Welcome to a special Weekend Market Beat—today’s topic was too good not to write about. Cheers!
To The Moon
When people look back at economic history, I believe one of the most interesting little footnotes will concern people’s willingness to dump money into things that they should know are worthless.
Consider, for example, the run-up in Bed Bath & Beyond’s stock in the days prior to its bankruptcy. It wasn’t a secret. Management wasn’t hiding the troubles, or waving people aboard as if everything was fine. Yet, people proved more than willing to dump their hard-earned cash into to stock even as the lawyers drafted the bankruptcy filings.
Today we have a real-time example of such irrationality playing out but at an arguably larger scale of stupidity:
Behold, the price of FTX Token, FTT. Yes. The FTX Token. The one associated with FTX. You know. The highest profile fall from grace-slash-ponzi scheme since Bernie Madoff. I could go on, but you get it.
In the last three days the price of this otherwise worthless coin (it says so right in the warning box [!!] above the quote!) has quadrupled. I suppose this is good news for John Ray and FTX’s creditors since the holdings could be liquidated1, but it leaves unanswered the biggest question I have:
Why?
Why is this happening in the first place? Well, it seems to be happening on the back of comments from SEC Chairman Gary Gensler (aka the crypto boogeyman), who stated a few days back that FTX could—could—be revived as a business if all the t’s were crossed and the i’s dotted.
People with an ounce of sense will know that this is pretty much meaningless. Enron could be revived as a corporate entity if done within the confines of the law—why would FTX be different? Further, why would you want to? FTX doesn’t possess any special sauce (as we all know now), it doesn’t have any sort of reputation worth trading on, and its assets are going to be liquidated (read that last part again).

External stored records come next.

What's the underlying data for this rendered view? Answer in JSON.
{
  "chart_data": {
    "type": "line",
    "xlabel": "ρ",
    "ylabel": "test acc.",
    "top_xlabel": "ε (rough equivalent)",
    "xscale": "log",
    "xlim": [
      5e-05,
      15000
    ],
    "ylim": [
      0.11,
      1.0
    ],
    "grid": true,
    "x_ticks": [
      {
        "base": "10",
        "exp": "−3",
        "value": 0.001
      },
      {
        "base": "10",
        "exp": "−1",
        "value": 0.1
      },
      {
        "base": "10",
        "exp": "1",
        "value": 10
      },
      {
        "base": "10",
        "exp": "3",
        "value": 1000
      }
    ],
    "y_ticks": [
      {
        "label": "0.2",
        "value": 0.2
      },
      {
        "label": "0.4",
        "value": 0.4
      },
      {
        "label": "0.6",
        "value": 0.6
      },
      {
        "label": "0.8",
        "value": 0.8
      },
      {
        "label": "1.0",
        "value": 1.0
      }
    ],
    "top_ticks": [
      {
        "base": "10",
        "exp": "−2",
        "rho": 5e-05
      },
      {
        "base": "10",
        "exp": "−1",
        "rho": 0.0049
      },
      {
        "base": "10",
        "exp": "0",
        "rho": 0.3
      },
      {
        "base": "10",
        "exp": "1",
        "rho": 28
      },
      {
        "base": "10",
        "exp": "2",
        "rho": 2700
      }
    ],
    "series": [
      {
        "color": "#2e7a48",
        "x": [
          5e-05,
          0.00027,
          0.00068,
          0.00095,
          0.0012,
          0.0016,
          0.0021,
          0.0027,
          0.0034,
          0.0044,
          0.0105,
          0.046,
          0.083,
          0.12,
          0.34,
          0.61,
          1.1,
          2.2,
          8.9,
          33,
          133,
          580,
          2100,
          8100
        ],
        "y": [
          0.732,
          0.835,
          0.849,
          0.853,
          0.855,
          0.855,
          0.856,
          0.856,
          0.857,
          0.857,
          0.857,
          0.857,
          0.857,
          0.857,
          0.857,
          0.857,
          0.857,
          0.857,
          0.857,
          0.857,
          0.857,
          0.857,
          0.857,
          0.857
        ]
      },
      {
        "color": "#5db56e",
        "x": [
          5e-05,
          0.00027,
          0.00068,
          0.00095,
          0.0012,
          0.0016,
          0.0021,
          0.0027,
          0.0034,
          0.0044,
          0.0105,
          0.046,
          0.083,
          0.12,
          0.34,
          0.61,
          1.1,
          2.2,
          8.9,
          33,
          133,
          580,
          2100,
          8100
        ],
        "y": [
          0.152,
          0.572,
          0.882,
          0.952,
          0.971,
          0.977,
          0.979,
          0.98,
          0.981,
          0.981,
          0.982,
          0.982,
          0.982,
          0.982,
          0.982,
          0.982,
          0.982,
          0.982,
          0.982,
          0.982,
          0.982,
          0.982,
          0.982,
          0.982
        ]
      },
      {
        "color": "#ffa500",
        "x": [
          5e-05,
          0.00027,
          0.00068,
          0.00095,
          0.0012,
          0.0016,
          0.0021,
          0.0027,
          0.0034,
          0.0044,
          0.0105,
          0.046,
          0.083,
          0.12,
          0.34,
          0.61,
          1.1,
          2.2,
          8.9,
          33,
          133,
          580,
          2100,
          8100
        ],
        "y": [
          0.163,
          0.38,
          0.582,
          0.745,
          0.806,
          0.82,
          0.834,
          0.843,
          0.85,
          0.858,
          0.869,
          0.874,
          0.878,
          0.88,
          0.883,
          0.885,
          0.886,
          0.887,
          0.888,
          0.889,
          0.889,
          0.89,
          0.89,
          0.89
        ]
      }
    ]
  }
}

In other words, you’d probably be better off starting a new exchange from scratch.
People with less than an ounce, however, smell opportunity.
The thinking goes that if FTX is back, then the legions of HODLers will be back as well, and business will resume as usual and FTT will trade up in the $70 range again. This, however, isn’t how things go.
Page 6 of FTX’s Chapter 11 Plan of Reorganization makes it clear that FTT holders are being lumped in with equity investors, which is a bad place to be in a bankruptcy. Essentially, you’re last in line.
Perhaps some confusion has arisen around the idea of the Effective Date (which is the date on which all obligations to debtors have been satisfied)—perhaps these buyers believe the Effective Date is in the past? And that any new holders of FTT won’t be subject to liquidation? I don’t know. Most likely they’ve just read Gensler’s comments and come down with another bout of To-The-Moon-itis.
What will happen—or is most likely to happen by an overwhelming margin—is that these holders will be wiped out. It’s what is stated above, after all.
For the nail in the coffin on what will happen to FTT, consider the following from Page 28 of the Plan of Reorganization:
No Holder of a FTT Claim shall receive any Distributions on account of its FTT Claim. On and after the Effective Date, all FTT Claims shall be canceled, released and extinguished and shall be of no further force and effect, whether surrendered for cancelation or otherwise.
That’s about as plain as it gets. FTT holders are in all likelihood going to get zero—nothing, nada, zilch.
Now, is there some universe where the debtors are satisfied and FTT holders are restored? Sure. But that’s not our universe. The virtual certainty in this case is that FTT holders will wake up one day to see a $0 balance in their accounts, and that will be that. Of course, we’ll hear about it on Twitter (ugh, X) endlessly, but what else is new?
Disclaimer—I am not a lawyer and nothing in this post is legal or investment advice. Do your own research. This is a work of opinion.
though, of course, it’s not likely that much of the coin could be liquidated for $4—there are only so many rubes out there.